Kill zombie deployments	Deployments billed (especially PTU) but serving ~zero requests are pure waste.	Review regularly; delete the unused.

The highest-leverage and most-missed lever is prompt caching. Apps with a large, stable system prompt and repetitive context can have input tokens dwarf output tokens — if those input tokens aren't being cached, you're paying full rate for the same context on every call.

AI waste, surfaced automatically. The CloudFinOpsKit Tool includes an AI Workloads module that scans your Azure OpenAI / AI Foundry deployments and reports token usage and cost per model, then flags the exact leaks above: zombie deployments (billed, zero requests), under-utilized PTU, low prompt-cache hit rate (input-dominant traffic that isn't being cached), and oversized outputs. It turns "AI is expensive" into specific, costed actions.

Attribute AI cost like any other cost

You can't govern what you can't attribute. Bring AI into your existing model:

Separate deployments per team/feature where practical — Cost Management then attributes spend cleanly, and you can tag each for showback.
Per-feature token telemetry when a deployment is shared — log tokens by feature in your app and allocate the shared deployment's cost proportionally.
Roll AI into the Cost of Cloud and unit economics. Once attributed, AI spend belongs in your Cost of Cloud and in unit metrics — cost per inference, cost per AI-assisted transaction.

Guardrails for AI spend

The same governance framework applies, tuned for AI:

Budgets & anomaly alerts on AI resources specifically — AI's volatility makes early warning essential.
Default output caps and model choice baked into shared client libraries so teams inherit good defaults.
Caching on by default for input-heavy patterns.
A regular AI deployment review — utilization, cache hit rate, and zombies — as part of the monthly cost review.

FAQ

Is prompt caching really that significant?
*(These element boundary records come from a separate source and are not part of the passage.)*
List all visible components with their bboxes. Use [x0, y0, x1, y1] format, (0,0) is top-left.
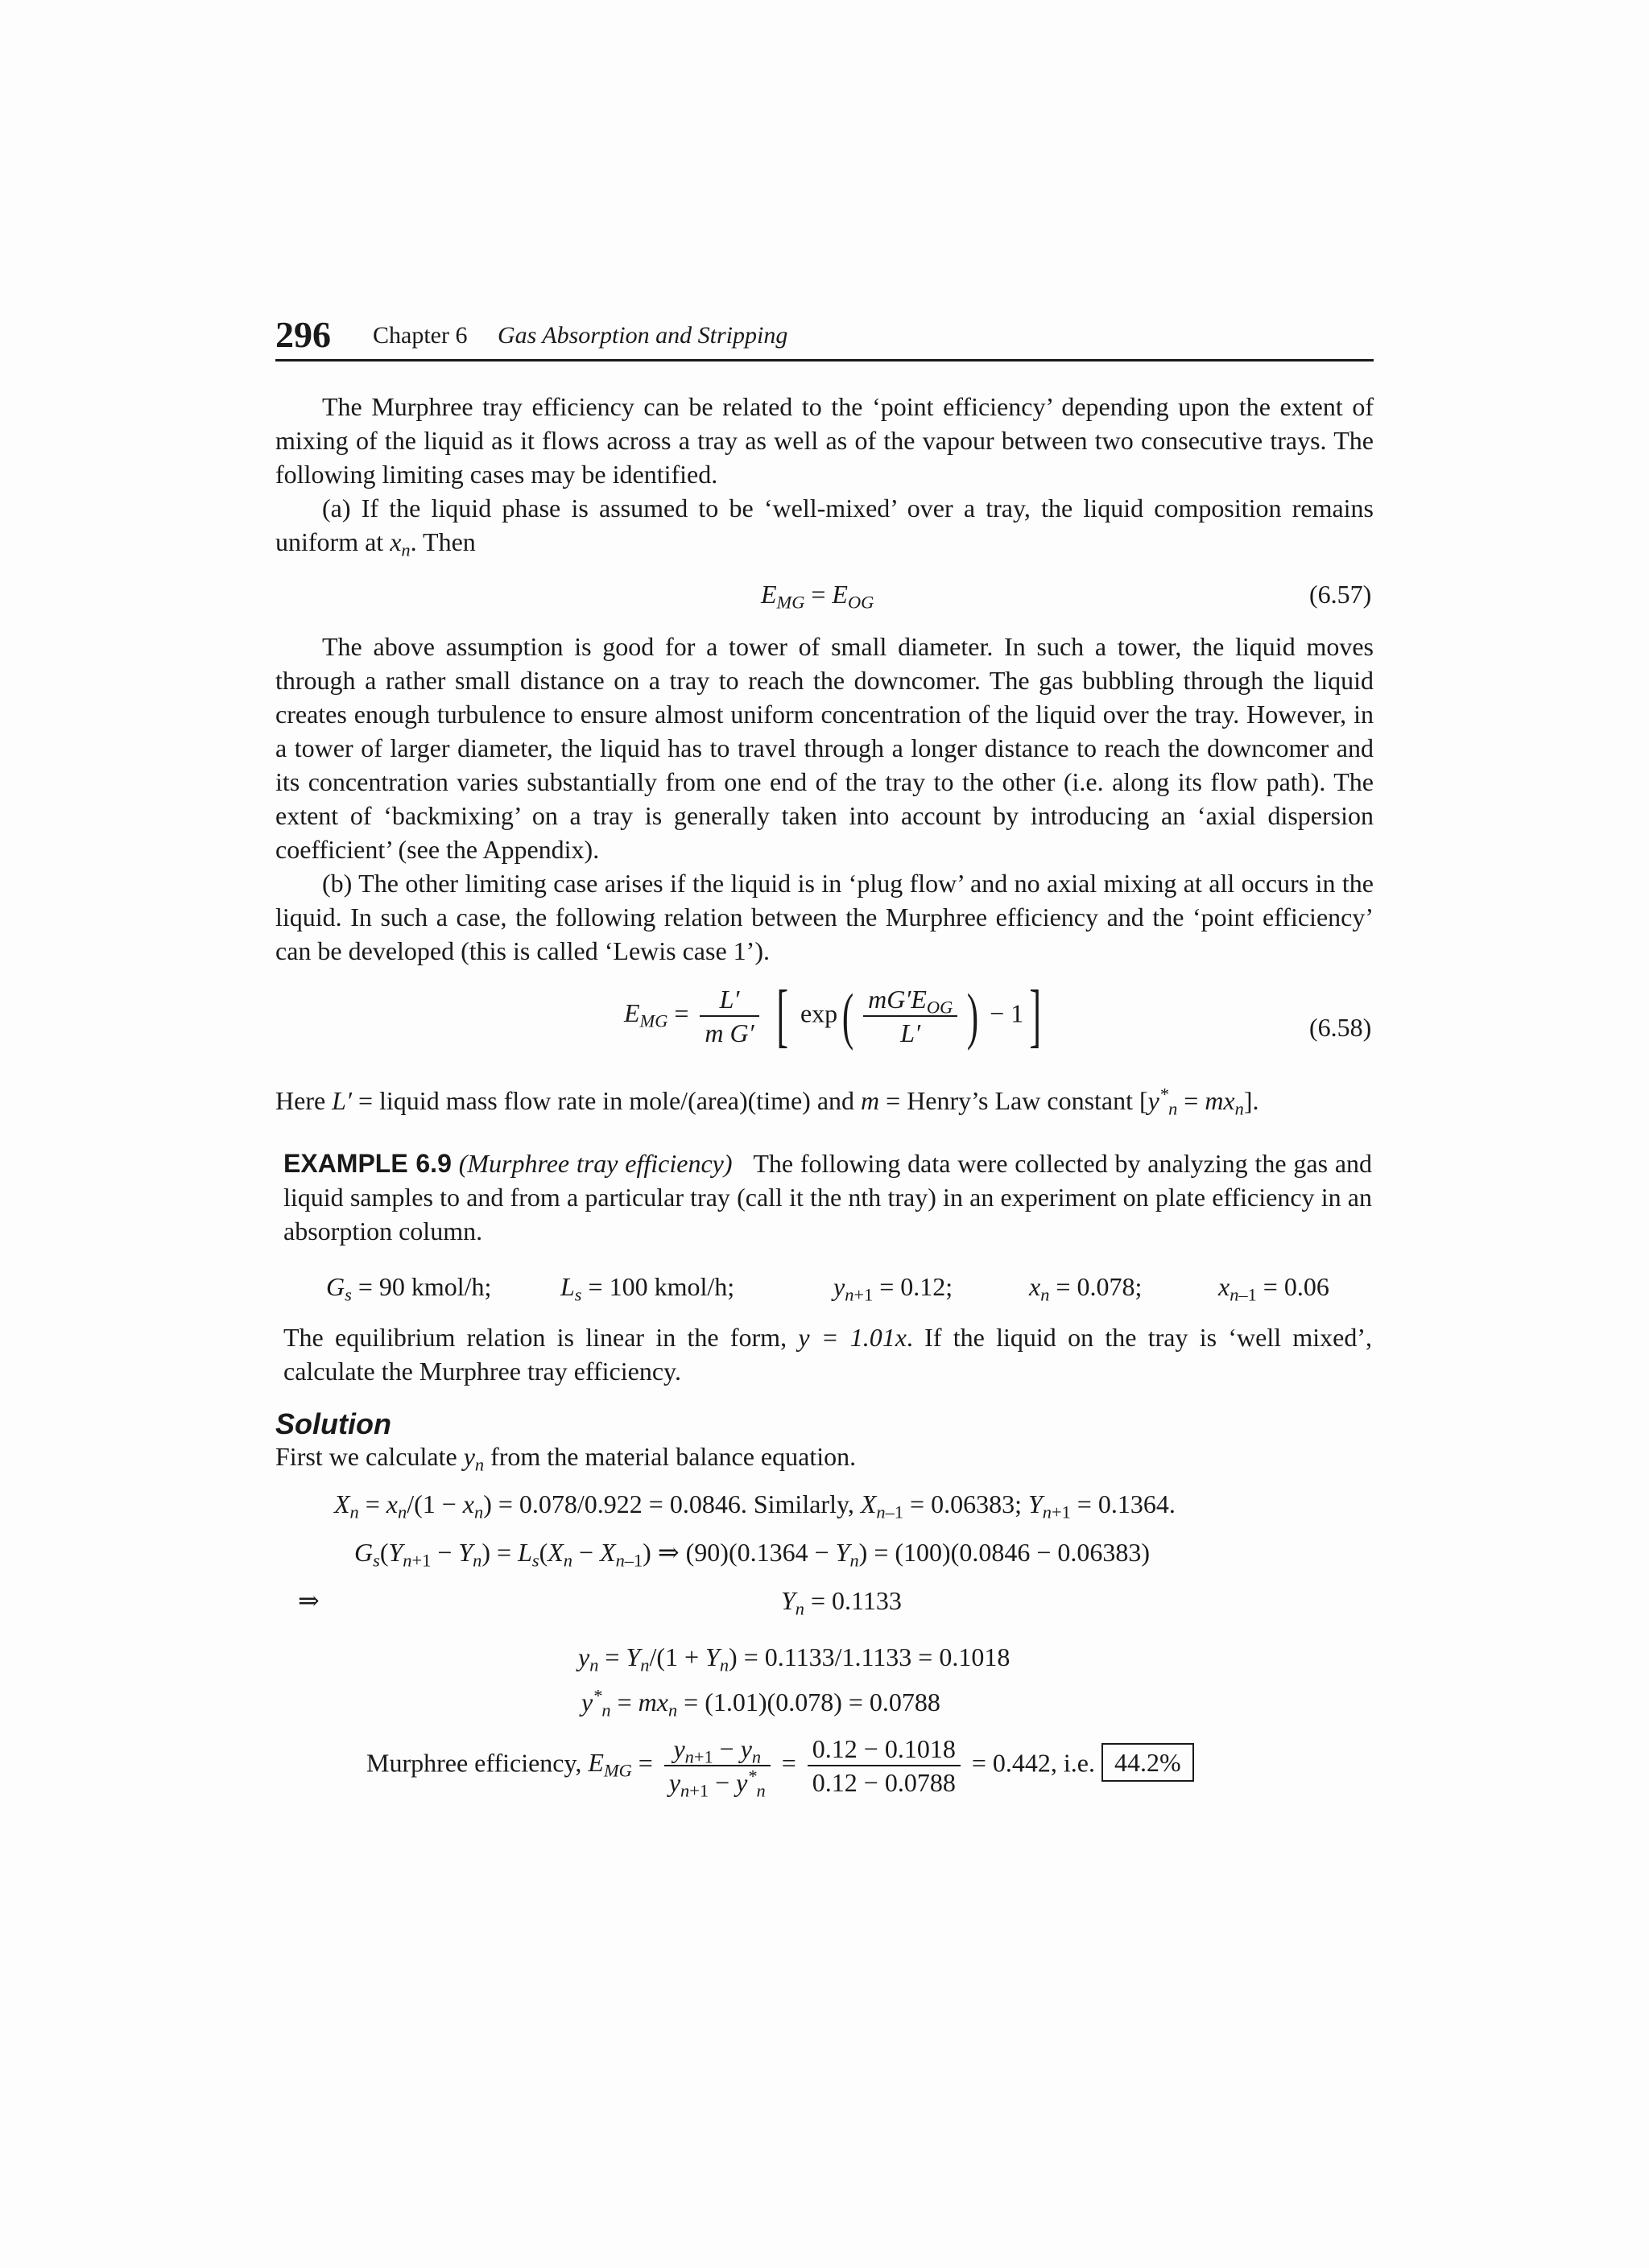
solution-line-5: $y^*_n = mx_n = (1.01)(0.078) = 0.0788$	[581, 1685, 940, 1721]
answer-box: 44.2%	[1101, 1743, 1194, 1782]
equation-6-58: $E_{MG}$ = $\frac{L'}{\text{m G′}}$ [ exp( $\frac{mG'E_{OG}}{L'}$ ) − 1]	[624, 977, 1042, 1055]
page-number: 296	[275, 314, 331, 355]
example-data-xn: $x_n = 0.078$;	[1029, 1272, 1143, 1305]
solution-heading: Solution	[275, 1407, 391, 1440]
equation-6-57: $E_{MG} = E_{OG}$	[761, 580, 874, 613]
solution-line-1: $X_n = x_n/(1 - x_n) = 0.078/0.922 = 0.0846$. Similarly, $X_{n-1} = 0.06383$; $Y_{n+1} = 0.1364$.	[334, 1489, 1176, 1522]
implies-symbol: ⇒	[298, 1586, 320, 1615]
paragraph-3: The above assumption is good for a tower of small diameter. In such a tower, the liquid moves through a rather small distance on a tray to reach the downcomer. The gas bubbling through the liquid creates enough turbulence to ensure almost uniform concentration of the liquid over the tray. However, in a tower of larger diameter, the liquid has to travel through a longer distance to reach the downcomer and its concentration varies substantially from one end of the tray to the other (i.e. along its flow path). The extent of ‘backmixing’ on a tray is generally taken into account by introducing an ‘axial dispersion coefficient’ (see the Appendix).	[275, 632, 1374, 864]
example-data-ls: $L_s = 100$ kmol/h;	[560, 1272, 735, 1305]
paragraph-1: The Murphree tray efficiency can be related to the ‘point efficiency’ depending upon the extent of mixing of the liquid as it flows across a tray as well as of the vapour between two consecutive trays. The following limiting cases may be identified.	[275, 392, 1374, 489]
solution-line-4: $y_n = Y_n/(1 + Y_n) = 0.1133/1.1133 = 0.1018$	[578, 1642, 1010, 1675]
example-data-yn1: $y_{n+1} = 0.12$;	[833, 1272, 953, 1305]
example-data-xnm1: $x_{n-1} = 0.06$	[1218, 1272, 1329, 1305]
paragraph-2: (a) If the liquid phase is assumed to be ‘well-mixed’ over a tray, the liquid composition remains uniform at $x_n$. Then	[275, 494, 1374, 560]
example-question: The equilibrium relation is linear in the form, y = 1.01x. If the liquid on the tray is ‘well mixed’, calculate the Murphree tray efficiency.	[283, 1323, 1373, 1386]
example-6-9: EXAMPLE 6.9 (Murphree tray efficiency) The following data were collected by analyzing the gas and liquid samples to and from a particular tray (call it the nth tray) in an experiment on plate efficiency in an absorption column.	[283, 1149, 1373, 1246]
header-rule	[275, 359, 1374, 361]
solution-intro: First we calculate $y_n$ from the material balance equation.	[275, 1442, 857, 1475]
solution-line-6: Murphree efficiency, $E_{MG}$ = $\frac{y_{n+1} - y_n}{y_{n+1} - y^*_n}$ = $\frac{0.12 - 0.1018}{0.12 - 0.0788}$ = 0.442, i.e. 44.2%	[366, 1733, 1194, 1799]
paragraph-4: (b) The other limiting case arises if the liquid is in ‘plug flow’ and no axial mixing at all occurs in the liquid. In such a case, the following relation between the Murphree efficiency and the ‘point efficiency’ can be developed (this is called ‘Lewis case 1’).	[275, 869, 1374, 965]
equation-number-6-57: (6.57)	[1309, 580, 1372, 609]
paragraph-5: Here L′ = liquid mass flow rate in mole/(area)(time) and m = Henry’s Law constant $[y^*_n = mx_n]$.	[275, 1084, 1259, 1119]
example-data-gs: $G_s = 90$ kmol/h;	[326, 1272, 492, 1305]
chapter-label: Chapter 6	[373, 322, 468, 349]
solution-line-3: $Y_n = 0.1133$	[781, 1586, 902, 1619]
equation-number-6-58: (6.58)	[1309, 1013, 1372, 1042]
chapter-title: Gas Absorption and Stripping	[498, 322, 788, 349]
solution-line-2: $G_s(Y_{n+1} - Y_n) = L_s(X_n - X_{n-1})$ ⇒ $(90)(0.1364 - Y_n) = (100)(0.0846 - 0.06383)$	[354, 1538, 1151, 1571]
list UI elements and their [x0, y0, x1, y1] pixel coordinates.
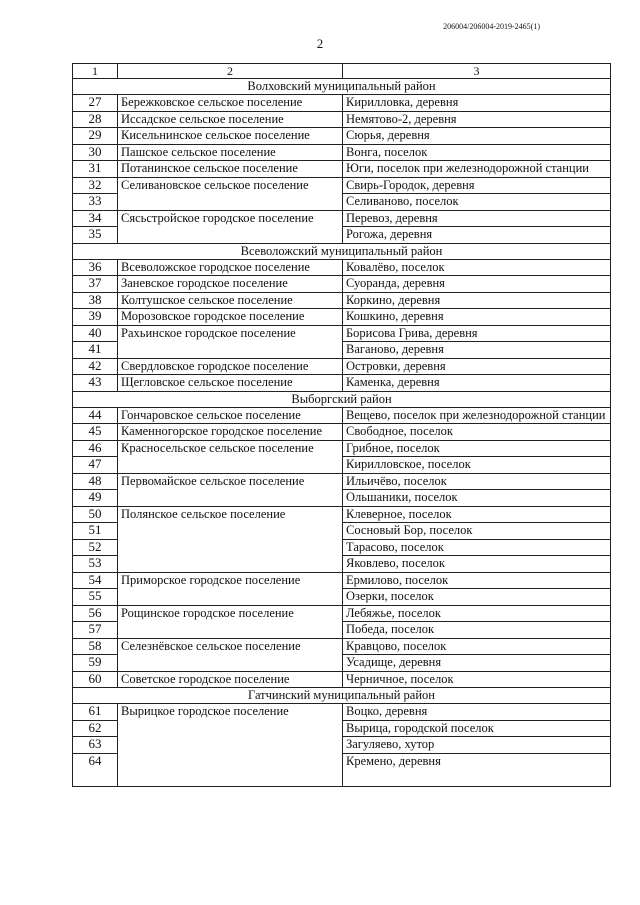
- row-number: 43: [73, 375, 118, 392]
- table-row: [73, 572, 611, 589]
- locality-name: Сосновый Бор, поселок: [343, 523, 611, 540]
- locality-name: Суоранда, деревня: [343, 276, 611, 293]
- row-number: 47: [73, 457, 118, 474]
- table-row: [73, 276, 611, 293]
- locality-name: Кошкино, деревня: [343, 309, 611, 326]
- locality-name: Яковлево, поселок: [343, 556, 611, 573]
- table-row: [73, 177, 611, 194]
- settlement-name: Бережковское сельское поселение: [118, 95, 343, 112]
- row-number: 48: [73, 473, 118, 490]
- locality-name: Ермилово, поселок: [343, 572, 611, 589]
- row-number: 64: [73, 753, 118, 786]
- locality-name: Грибное, поселок: [343, 440, 611, 457]
- settlement-name: Заневское городское поселение: [118, 276, 343, 293]
- locality-name: Клеверное, поселок: [343, 506, 611, 523]
- row-number: 57: [73, 622, 118, 639]
- settlement-name: Кисельнинское сельское поселение: [118, 128, 343, 145]
- row-number: 51: [73, 523, 118, 540]
- table-row: [73, 111, 611, 128]
- section-title: Волховский муниципальный район: [73, 79, 611, 95]
- table-header-row: [73, 64, 611, 79]
- table-row: [73, 144, 611, 161]
- section-row: [73, 391, 611, 407]
- row-number: 36: [73, 259, 118, 276]
- table-row: [73, 407, 611, 424]
- row-number: 53: [73, 556, 118, 573]
- section-row: [73, 79, 611, 95]
- column-header: 2: [118, 64, 343, 79]
- table-row: [73, 473, 611, 490]
- settlement-name: Гончаровское сельское поселение: [118, 407, 343, 424]
- settlement-name: Советское городское поселение: [118, 671, 343, 688]
- locality-name: Ваганово, деревня: [343, 342, 611, 359]
- locality-name: Лебяжье, поселок: [343, 605, 611, 622]
- row-number: 37: [73, 276, 118, 293]
- locality-name: Черничное, поселок: [343, 671, 611, 688]
- locality-name: Селиваново, поселок: [343, 194, 611, 211]
- table-row: [73, 638, 611, 655]
- table-row: [73, 440, 611, 457]
- locality-name: Вырица, городской поселок: [343, 720, 611, 737]
- table-row: [73, 292, 611, 309]
- table-row: [73, 605, 611, 622]
- table-row: [73, 128, 611, 145]
- locality-name: Юги, поселок при железнодорожной станции: [343, 161, 611, 178]
- table-row: [73, 375, 611, 392]
- row-number: 31: [73, 161, 118, 178]
- row-number: 59: [73, 655, 118, 672]
- section-row: [73, 243, 611, 259]
- row-number: 32: [73, 177, 118, 194]
- locality-name: Кравцово, поселок: [343, 638, 611, 655]
- settlement-name: Иссадское сельское поселение: [118, 111, 343, 128]
- locality-name: Коркино, деревня: [343, 292, 611, 309]
- settlement-name: Пашское сельское поселение: [118, 144, 343, 161]
- table-row: [73, 325, 611, 342]
- row-number: 39: [73, 309, 118, 326]
- section-title: Выборгский район: [73, 391, 611, 407]
- locality-name: Свободное, поселок: [343, 424, 611, 441]
- settlement-name: Морозовское городское поселение: [118, 309, 343, 326]
- locality-name: Борисова Грива, деревня: [343, 325, 611, 342]
- row-number: 33: [73, 194, 118, 211]
- settlement-name: Щегловское сельское поселение: [118, 375, 343, 392]
- row-number: 34: [73, 210, 118, 227]
- settlements-table: [72, 63, 611, 787]
- row-number: 46: [73, 440, 118, 457]
- locality-name: Свирь-Городок, деревня: [343, 177, 611, 194]
- locality-name: Островки, деревня: [343, 358, 611, 375]
- locality-name: Рогожа, деревня: [343, 227, 611, 244]
- settlement-name: Каменногорское городское поселение: [118, 424, 343, 441]
- row-number: 55: [73, 589, 118, 606]
- row-number: 41: [73, 342, 118, 359]
- locality-name: Кремено, деревня: [343, 753, 611, 786]
- row-number: 61: [73, 704, 118, 721]
- section-title: Гатчинский муниципальный район: [73, 688, 611, 704]
- settlement-name: Селивановское сельское поселение: [118, 177, 343, 210]
- locality-name: Немятово-2, деревня: [343, 111, 611, 128]
- table-row: [73, 161, 611, 178]
- row-number: 62: [73, 720, 118, 737]
- settlement-name: Сясьстройское городское поселение: [118, 210, 343, 243]
- column-header: 1: [73, 64, 118, 79]
- locality-name: Тарасово, поселок: [343, 539, 611, 556]
- settlement-name: Полянское сельское поселение: [118, 506, 343, 572]
- table-row: [73, 95, 611, 112]
- settlement-name: Селезнёвское сельское поселение: [118, 638, 343, 671]
- settlement-name: Первомайское сельское поселение: [118, 473, 343, 506]
- section-title: Всеволожский муниципальный район: [73, 243, 611, 259]
- locality-name: Ольшаники, поселок: [343, 490, 611, 507]
- settlement-name: Всеволожское городское поселение: [118, 259, 343, 276]
- locality-name: Озерки, поселок: [343, 589, 611, 606]
- locality-name: Вонга, поселок: [343, 144, 611, 161]
- table-row: [73, 210, 611, 227]
- locality-name: Воцко, деревня: [343, 704, 611, 721]
- row-number: 27: [73, 95, 118, 112]
- column-header: 3: [343, 64, 611, 79]
- row-number: 58: [73, 638, 118, 655]
- settlement-name: Красносельское сельское поселение: [118, 440, 343, 473]
- row-number: 63: [73, 737, 118, 754]
- row-number: 45: [73, 424, 118, 441]
- locality-name: Ковалёво, поселок: [343, 259, 611, 276]
- settlement-name: Приморское городское поселение: [118, 572, 343, 605]
- locality-name: Кирилловка, деревня: [343, 95, 611, 112]
- document-id: 206004/206004-2019-2465(1): [443, 22, 540, 31]
- locality-name: Перевоз, деревня: [343, 210, 611, 227]
- settlement-name: Рахьинское городское поселение: [118, 325, 343, 358]
- table-row: [73, 424, 611, 441]
- row-number: 28: [73, 111, 118, 128]
- table-row: [73, 671, 611, 688]
- row-number: 35: [73, 227, 118, 244]
- locality-name: Вещево, поселок при железнодорожной станции: [343, 407, 611, 424]
- locality-name: Ильичёво, поселок: [343, 473, 611, 490]
- table-row: [73, 704, 611, 721]
- table-row: [73, 358, 611, 375]
- row-number: 52: [73, 539, 118, 556]
- locality-name: Победа, поселок: [343, 622, 611, 639]
- locality-name: Усадище, деревня: [343, 655, 611, 672]
- section-row: [73, 688, 611, 704]
- table-row: [73, 309, 611, 326]
- row-number: 38: [73, 292, 118, 309]
- row-number: 40: [73, 325, 118, 342]
- row-number: 54: [73, 572, 118, 589]
- row-number: 44: [73, 407, 118, 424]
- row-number: 60: [73, 671, 118, 688]
- row-number: 30: [73, 144, 118, 161]
- table-row: [73, 259, 611, 276]
- settlement-name: Колтушское сельское поселение: [118, 292, 343, 309]
- locality-name: Кирилловское, поселок: [343, 457, 611, 474]
- row-number: 49: [73, 490, 118, 507]
- settlement-name: Рощинское городское поселение: [118, 605, 343, 638]
- settlement-name: Потанинское сельское поселение: [118, 161, 343, 178]
- locality-name: Загуляево, хутор: [343, 737, 611, 754]
- row-number: 29: [73, 128, 118, 145]
- settlement-name: Свердловское городское поселение: [118, 358, 343, 375]
- settlement-name: Вырицкое городское поселение: [118, 704, 343, 787]
- row-number: 50: [73, 506, 118, 523]
- row-number: 42: [73, 358, 118, 375]
- row-number: 56: [73, 605, 118, 622]
- locality-name: Каменка, деревня: [343, 375, 611, 392]
- page-number: 2: [316, 36, 324, 51]
- table-row: [73, 506, 611, 523]
- locality-name: Сюрья, деревня: [343, 128, 611, 145]
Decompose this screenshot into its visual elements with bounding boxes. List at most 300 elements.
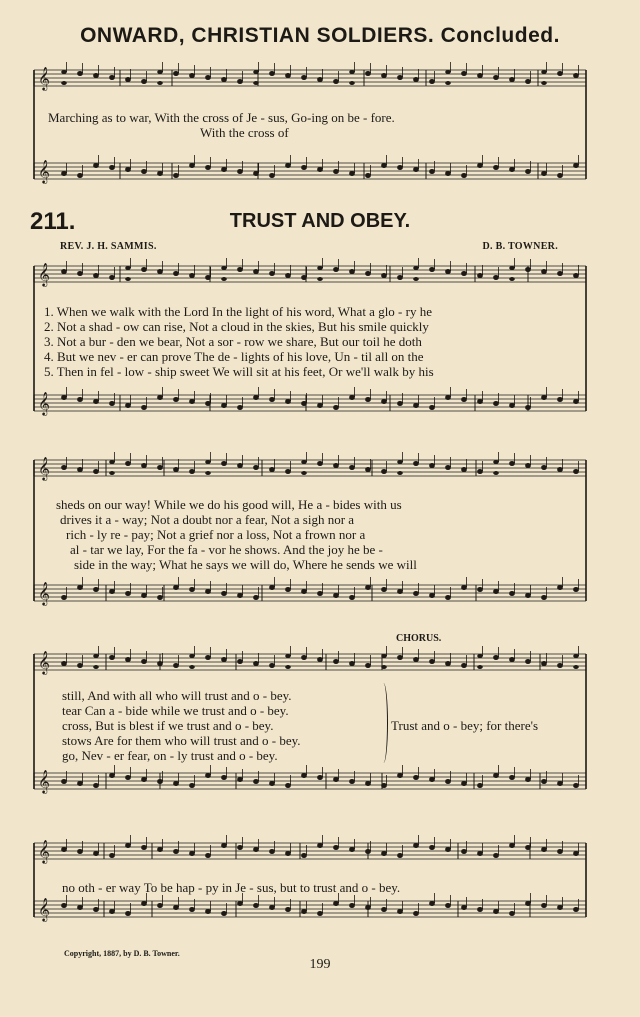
note-head bbox=[173, 468, 179, 472]
note-head bbox=[333, 902, 339, 906]
note-head bbox=[237, 80, 243, 84]
note-head bbox=[445, 172, 451, 176]
note-head bbox=[301, 774, 307, 778]
clef-icon: 𝄞 bbox=[38, 159, 50, 183]
note-head bbox=[493, 774, 499, 778]
note-head bbox=[61, 662, 67, 666]
verse-line: cross, But is blest if we trust and o - bey. bbox=[62, 718, 274, 733]
note-head bbox=[93, 274, 99, 278]
note-head bbox=[573, 784, 579, 788]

For input-dominant workloads, yes — when the same large context is sent on every call, caching those input tokens can remove a large fraction of input cost. The tell-tale sign is input tokens vastly exceeding output tokens with a low cache-hit rate.

Should we always use the cheapest model?

Use the cheapest model that meets your quality bar — which varies by task. The waste is using a frontier model for work a smaller one handles fine. Route hard calls up, keep the rest down.

When does provisioned throughput (PTU) make sense?

At high, steady volume where committed capacity is cheaper per token than pay-as-you-go and you'll actually use it. Under-used PTU is one of the most common AI waste findings — match the commitment to real utilization.